Si peu de rappeur.se.s sont aujourd’hui actif.ve.s sur le réseau social au carré bleu, Andy S, elle, cumule 136 000 abonné.e.s sur sa page Facebook, qu’elle abreuve de contenu autant que son fil Instagram. En effet, sa carrière a débuté sur la plateforme. « J’ai commencé à poster mes freestyles sur Facebook », rembobine-t-elle. Alors lycéenne, la jeune femme de 15 ans, déjà fervente consommatrice d’artistes comme Booba ou la Sexion d’Assaut, assiste aux freestyles de ses camarades de classe tous les vendredis soir, devant le lycée.
Andy S. Crédit : Lia Goarand pour Mosaïque.
Passionnée, elle se lance timidement dans l’écriture. « Un jour, j’ai montré ce que je faisais à un pote qui m’a convaincue de me lancer. » Le vendredi suivant, Andréa, de son vrai nom, performe à son tour. « Tout le monde était choqué ! Surtout, il n’y avait pas d’autres meufs », se souvient celle qui est aujourd’hui bien installée sur la scène rap ivoirienne.
S’imposer en tant qu’artiste féminine
Multipliant les freestyles sur ses réseaux, elle est repérée en 2017 par un premier label à Abidjan.
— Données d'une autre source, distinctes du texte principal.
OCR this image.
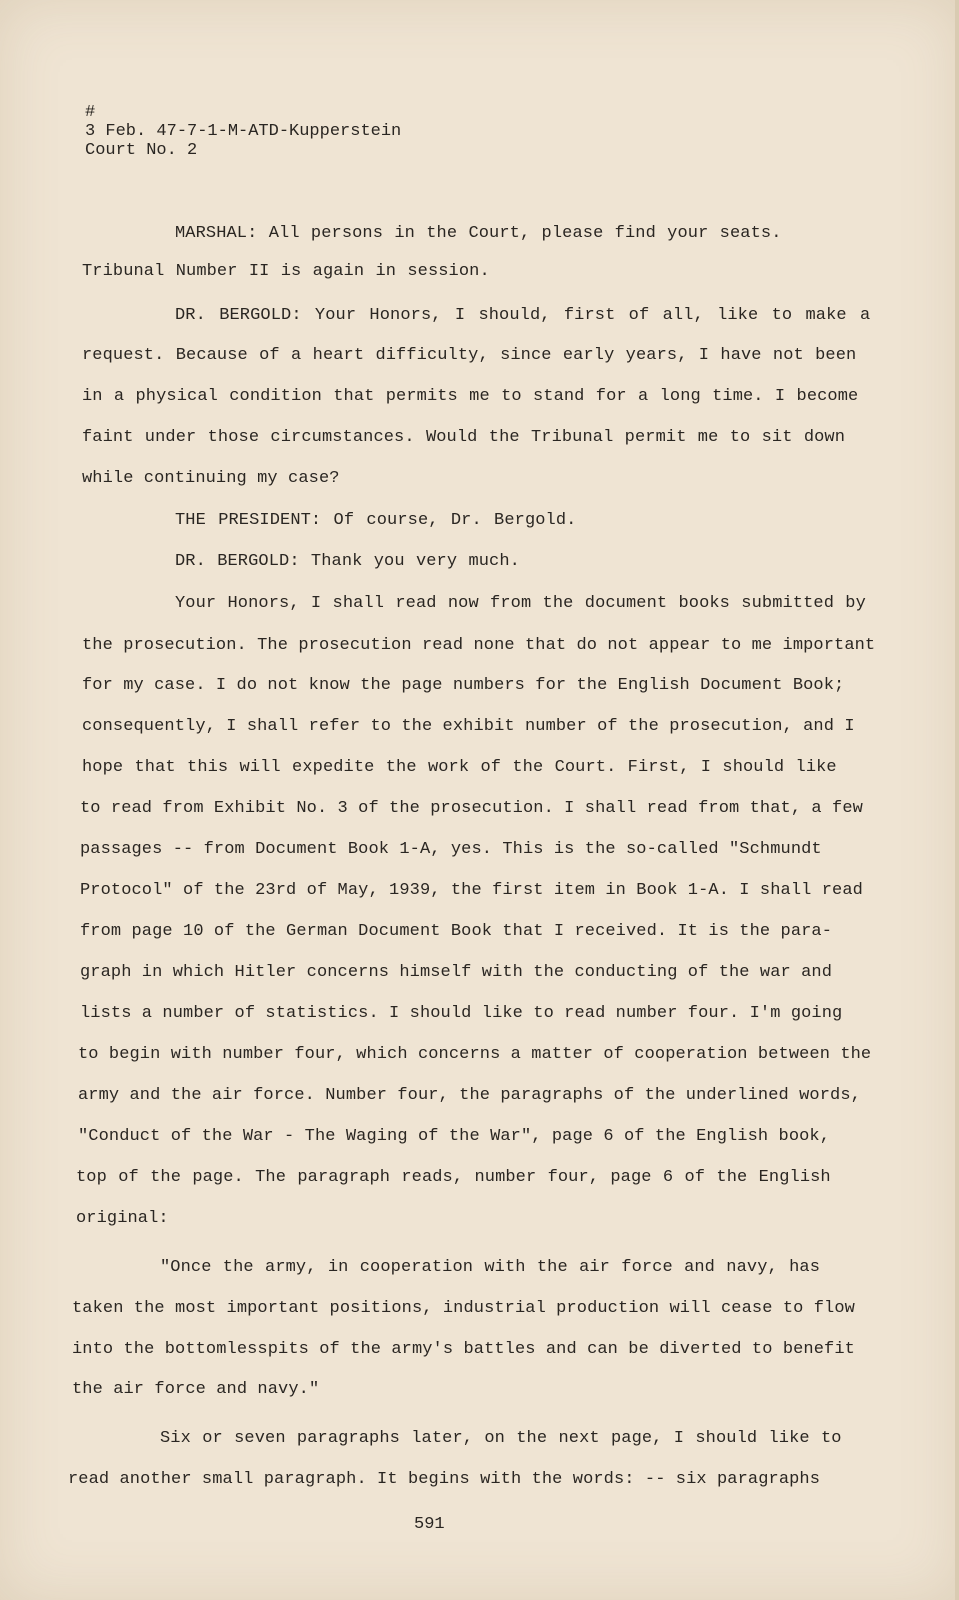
#
3 Feb. 47-7-1-M-ATD-Kupperstein
Court No. 2
MARSHAL: All persons in the Court, please find your seats.
Tribunal Number II is again in session.
DR. BERGOLD: Your Honors, I should, first of all, like to make a
request. Because of a heart difficulty, since early years, I have not been
in a physical condition that permits me to stand for a long time. I become
faint under those circumstances. Would the Tribunal permit me to sit down
while continuing my case?
THE PRESIDENT: Of course, Dr. Bergold.
DR. BERGOLD: Thank you very much.
Your Honors, I shall read now from the document books submitted by
the prosecution. The prosecution read none that do not appear to me important
for my case. I do not know the page numbers for the English Document Book;
consequently, I shall refer to the exhibit number of the prosecution, and I
hope that this will expedite the work of the Court. First, I should like
to read from Exhibit No. 3 of the prosecution. I shall read from that, a few
passages -- from Document Book 1-A, yes. This is the so-called "Schmundt
Protocol" of the 23rd of May, 1939, the first item in Book 1-A. I shall read
from page 10 of the German Document Book that I received. It is the para-
graph in which Hitler concerns himself with the conducting of the war and
lists a number of statistics. I should like to read number four. I'm going
to begin with number four, which concerns a matter of cooperation between the
army and the air force. Number four, the paragraphs of the underlined words,
"Conduct of the War - The Waging of the War", page 6 of the English book,
top of the page. The paragraph reads, number four, page 6 of the English
original:
"Once the army, in cooperation with the air force and navy, has
taken the most important positions, industrial production will cease to flow
into the bottomlesspits of the army's battles and can be diverted to benefit
the air force and navy."
Six or seven paragraphs later, on the next page, I should like to
read another small paragraph. It begins with the words: -- six paragraphs
591
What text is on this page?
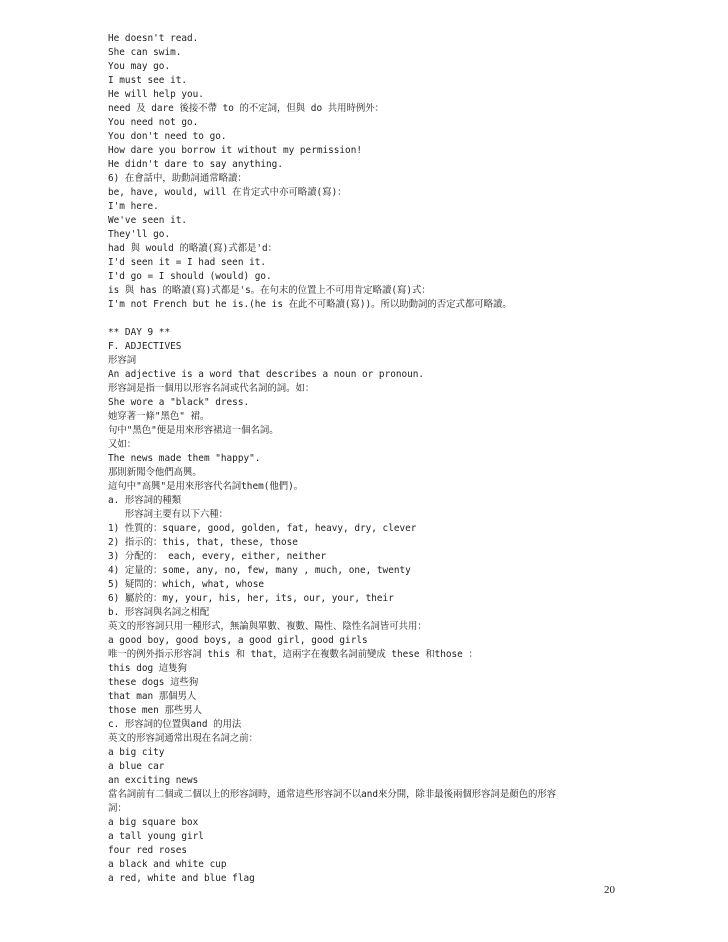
He doesn't read.
She can swim.
You may go.
I must see it.
He will help you.
need 及 dare 後接不帶 to 的不定詞，但與 do 共用時例外：
You need not go.
You don't need to go.
How dare you borrow it without my permission!
He didn't dare to say anything.
6) 在會話中，助動詞通常略讀：
be, have, would, will 在肯定式中亦可略讀(寫)：
I'm here.
We've seen it.
They'll go.
had 與 would 的略讀(寫)式都是'd：
I'd seen it = I had seen it.
I'd go = I should (would) go.
is 與 has 的略讀(寫)式都是's。在句末的位置上不可用肯定略讀(寫)式：
I'm not French but he is.(he is 在此不可略讀(寫))。所以助動詞的否定式都可略讀。
** DAY 9 **
F. ADJECTIVES
形容詞
An adjective is a word that describes a noun or pronoun.
形容詞是指一個用以形容名詞或代名詞的詞。如：
She wore a "black" dress.
她穿著一條"黑色" 裙。
句中"黑色"便是用來形容裙這一個名詞。
又如：
The news made them "happy".
那則新聞令他們高興。
這句中"高興"是用來形容代名詞them(他們)。
a. 形容詞的種類
形容詞主要有以下六種：
1) 性質的：square, good, golden, fat, heavy, dry, clever
2) 指示的：this, that, these, those
3) 分配的： each, every, either, neither
4) 定量的：some, any, no, few, many , much, one, twenty
5) 疑問的：which, what, whose
6) 屬於的：my, your, his, her, its, our, your, their
b. 形容詞與名詞之相配
英文的形容詞只用一種形式，無論與單數、複數、陽性、陰性名詞皆可共用：
a good boy, good boys, a good girl, good girls
唯一的例外指示形容詞 this 和 that，這兩字在複數名詞前變成 these 和those ：
this dog 這隻狗
these dogs 這些狗
that man 那個男人
those men 那些男人
c. 形容詞的位置與and 的用法
英文的形容詞通常出現在名詞之前：
a big city
a blue car
an exciting news
當名詞前有二個或二個以上的形容詞時，通常這些形容詞不以and來分開，除非最後兩個形容詞是顏色的形容
詞：
a big square box
a tall young girl
four red roses
a black and white cup
a red, white and blue flag
20
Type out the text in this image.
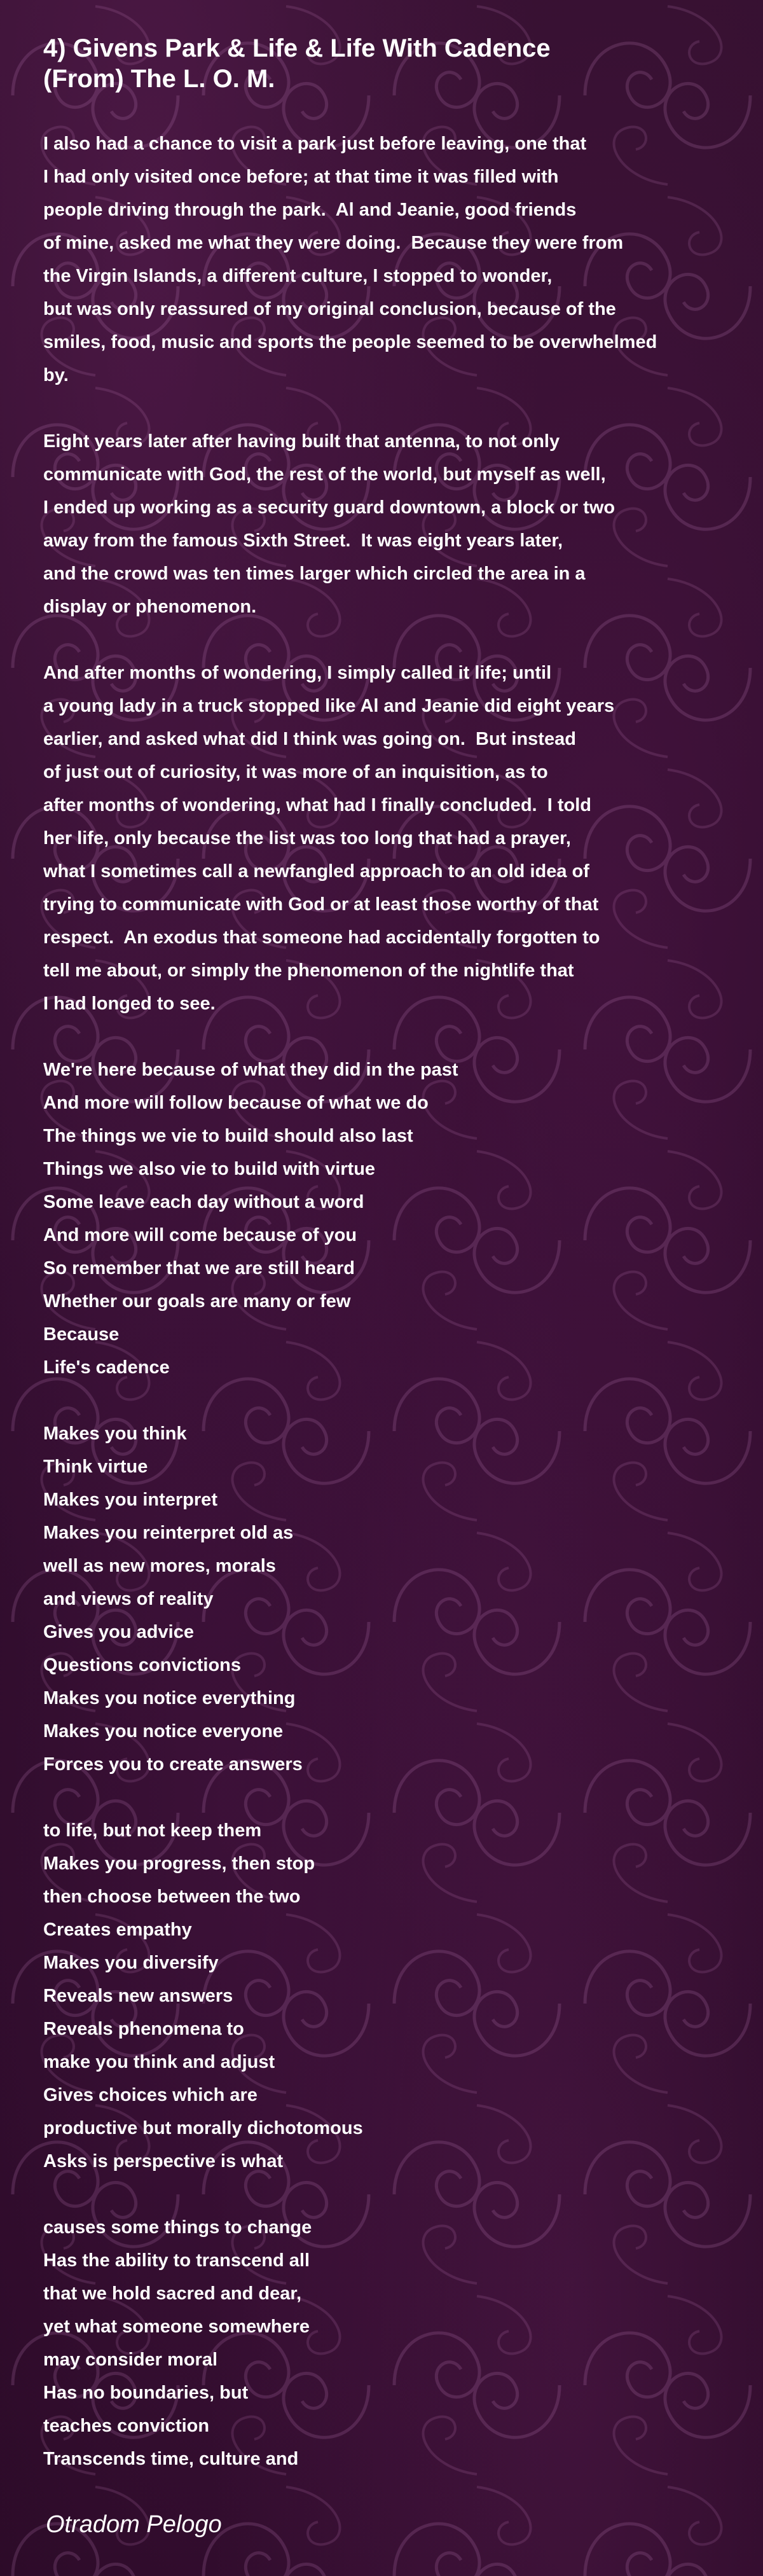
4) Givens Park & Life & Life With Cadence
(From) The L. O. M.
I also had a chance to visit a park just before leaving, one that
I had only visited once before; at that time it was filled with
people driving through the park.  Al and Jeanie, good friends
of mine, asked me what they were doing.  Because they were from
the Virgin Islands, a different culture, I stopped to wonder,
but was only reassured of my original conclusion, because of the
smiles, food, music and sports the people seemed to be overwhelmed
by.
Eight years later after having built that antenna, to not only
communicate with God, the rest of the world, but myself as well,
I ended up working as a security guard downtown, a block or two
away from the famous Sixth Street.  It was eight years later,
and the crowd was ten times larger which circled the area in a
display or phenomenon.
And after months of wondering, I simply called it life; until
a young lady in a truck stopped like Al and Jeanie did eight years
earlier, and asked what did I think was going on.  But instead
of just out of curiosity, it was more of an inquisition, as to
after months of wondering, what had I finally concluded.  I told
her life, only because the list was too long that had a prayer,
what I sometimes call a newfangled approach to an old idea of
trying to communicate with God or at least those worthy of that
respect.  An exodus that someone had accidentally forgotten to
tell me about, or simply the phenomenon of the nightlife that
I had longed to see.
We're here because of what they did in the past
And more will follow because of what we do
The things we vie to build should also last
Things we also vie to build with virtue
Some leave each day without a word
And more will come because of you
So remember that we are still heard
Whether our goals are many or few
Because
Life's cadence
Makes you think
Think virtue
Makes you interpret
Makes you reinterpret old as
well as new mores, morals
and views of reality
Gives you advice
Questions convictions
Makes you notice everything
Makes you notice everyone
Forces you to create answers
to life, but not keep them
Makes you progress, then stop
then choose between the two
Creates empathy
Makes you diversify
Reveals new answers
Reveals phenomena to
make you think and adjust
Gives choices which are
productive but morally dichotomous
Asks is perspective is what
causes some things to change
Has the ability to transcend all
that we hold sacred and dear,
yet what someone somewhere
may consider moral
Has no boundaries, but
teaches conviction
Transcends time, culture and
Otradom Pelogo
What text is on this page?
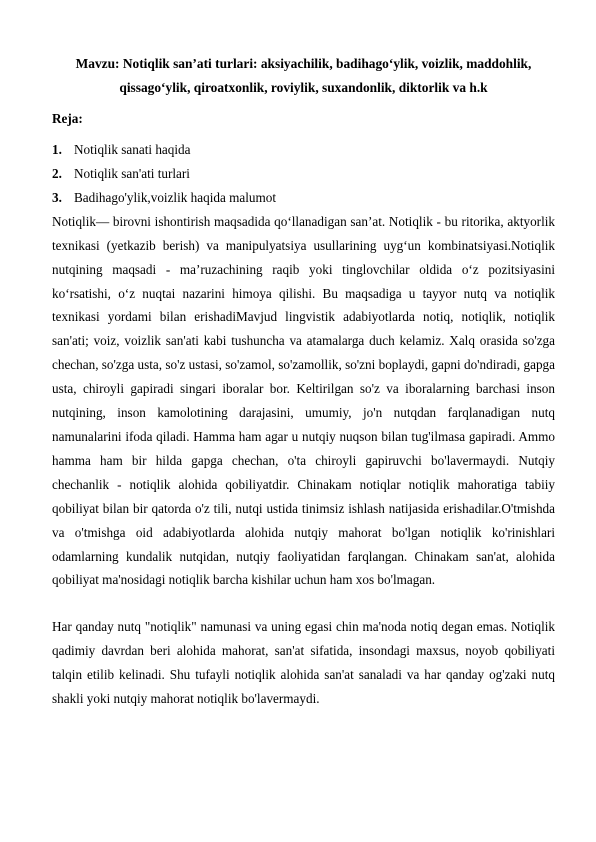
Mavzu: Notiqlik san’ati turlari: aksiyachilik, badihago‘ylik, voizlik, maddohlik, qissago‘ylik, qiroatxonlik, roviylik, suxandonlik, diktorlik va h.k
Reja:
1. Notiqlik sanati haqida
2. Notiqlik san'ati turlari
3. Badihago'ylik,voizlik haqida malumot

Notiqlik— birovni ishontirish maqsadida qo‘llanadigan san’at. Notiqlik - bu ritorika, aktyorlik texnikasi (yetkazib berish) va manipulyatsiya usullarining uyg‘un kombinatsiyasi.Notiqlik nutqining maqsadi - ma’ruzachining raqib yoki tinglovchilar oldida o‘z pozitsiyasini ko‘rsatishi, o‘z nuqtai nazarini himoya qilishi. Bu maqsadiga u tayyor nutq va notiqlik texnikasi yordami bilan erishadiMavjud lingvistik adabiyotlarda notiq, notiqlik, notiqlik san'ati; voiz, voizlik san'ati kabi tushuncha va atamalarga duch kelamiz. Xalq orasida so'zga chechan, so'zga usta, so'z ustasi, so'zamol, so'zamollik, so'zni boplaydi, gapni do'ndiradi, gapga usta, chiroyli gapiradi singari iboralar bor. Keltirilgan so'z va iboralarning barchasi inson nutqining, inson kamolotining darajasini, umumiy, jo'n nutqdan farqlanadigan nutq namunalarini ifoda qiladi. Hamma ham agar u nutqiy nuqson bilan tug'ilmasa gapiradi. Ammo hamma ham bir hilda gapga chechan, o'ta chiroyli gapiruvchi bo'lavermaydi. Nutqiy chechanlik - notiqlik alohida qobiliyatdir. Chinakam notiqlar notiqlik mahoratiga tabiiy qobiliyat bilan bir qatorda o'z tili, nutqi ustida tinimsiz ishlash natijasida erishadilar.O'tmishda va o'tmishga oid adabiyotlarda alohida nutqiy mahorat bo'lgan notiqlik ko'rinishlari odamlarning kundalik nutqidan, nutqiy faoliyatidan farqlangan. Chinakam san'at, alohida qobiliyat ma'nosidagi notiqlik barcha kishilar uchun ham xos bo'lmagan.

Har qanday nutq "notiqlik" namunasi va uning egasi chin ma'noda notiq degan emas. Notiqlik qadimiy davrdan beri alohida mahorat, san'at sifatida, insondagi maxsus, noyob qobiliyati talqin etilib kelinadi. Shu tufayli notiqlik alohida san'at sanaladi va har qanday og'zaki nutq shakli yoki nutqiy mahorat notiqlik bo'lavermaydi.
S’ensuivent les premières séances studio, la réalisation de clips et les passages dans les médias ivoiriens. « Ils m’ont aidée à me professionnaliser », conclut-elle. En 2019, elle sort son premier EP « Le Rap N’a Pas De Sexe » dans lequel elle revendique sa place de femme dans le milieu très masculin du rap, notamment en Côte d’Ivoire. « C’était une prise de position. Quand on pense « rap » on pense « rappeur », alors que justement, le rap n’a pas de sexe. Il faut prendre des gens bons dans leur domaine, c’est tout », tranche la jeune femme, consciente du rôle qu’elle a choisi d’endosser. « Même si tu ne peux pas changer le monde, tu peux toucher quelques personnes, faire passer des message et impacter les mentalités. »
Quand Andy S pense rap.
Andy S. Crédit : Lia Goarand pour Mosaïque.
Quand Andy S pense rap.
Mais les stéréotypes sexistes ont la peau dure. En promotion pour la sortie de sa mixtape « Exousia », l’artiste était récemment questionnée sur son look jugé « trop masculin » par l’animateur d’une chaîne ivoirienne. À l’évocation de ce souvenir, la rappeuse échange un regard avec son manager avant d’esquisser un sourire. « Sur certains plateaux télé en Côte d’Ivoire, je suis sûre d’avoir à chaque fois des questions à ce sujet. En France, les médias sont beaucoup plus focus sur ta musique, ton parcours, tes positions… »
Andy S : « Je veux que les gens se retrouvent dans mes textes »
Dans le titre TTLH (Tu Te Lances Hein), dont le clip est sorti le mois dernier sur YouTube, Andy S ne mâche pas ses mots : « J’arrive ici y’a personne qui m’égale, je sais que je régale je bouffe le game (…) ». Même si elle ne semble pas craindre la critique, la jeune artiste ne fait pas dans l’egotrip dans le seul but de se mettre en avant. « Je veux que les gens se retrouvent dans mes textes. Quand je dis “N°1 fuck la modestie” (dans le morceau Rap décalé avec Vicky R et Yanik Jones, NDLR), c’est pour que les gens puissent s’identifier et prendre confiance. C’est la dynamique première du projet. »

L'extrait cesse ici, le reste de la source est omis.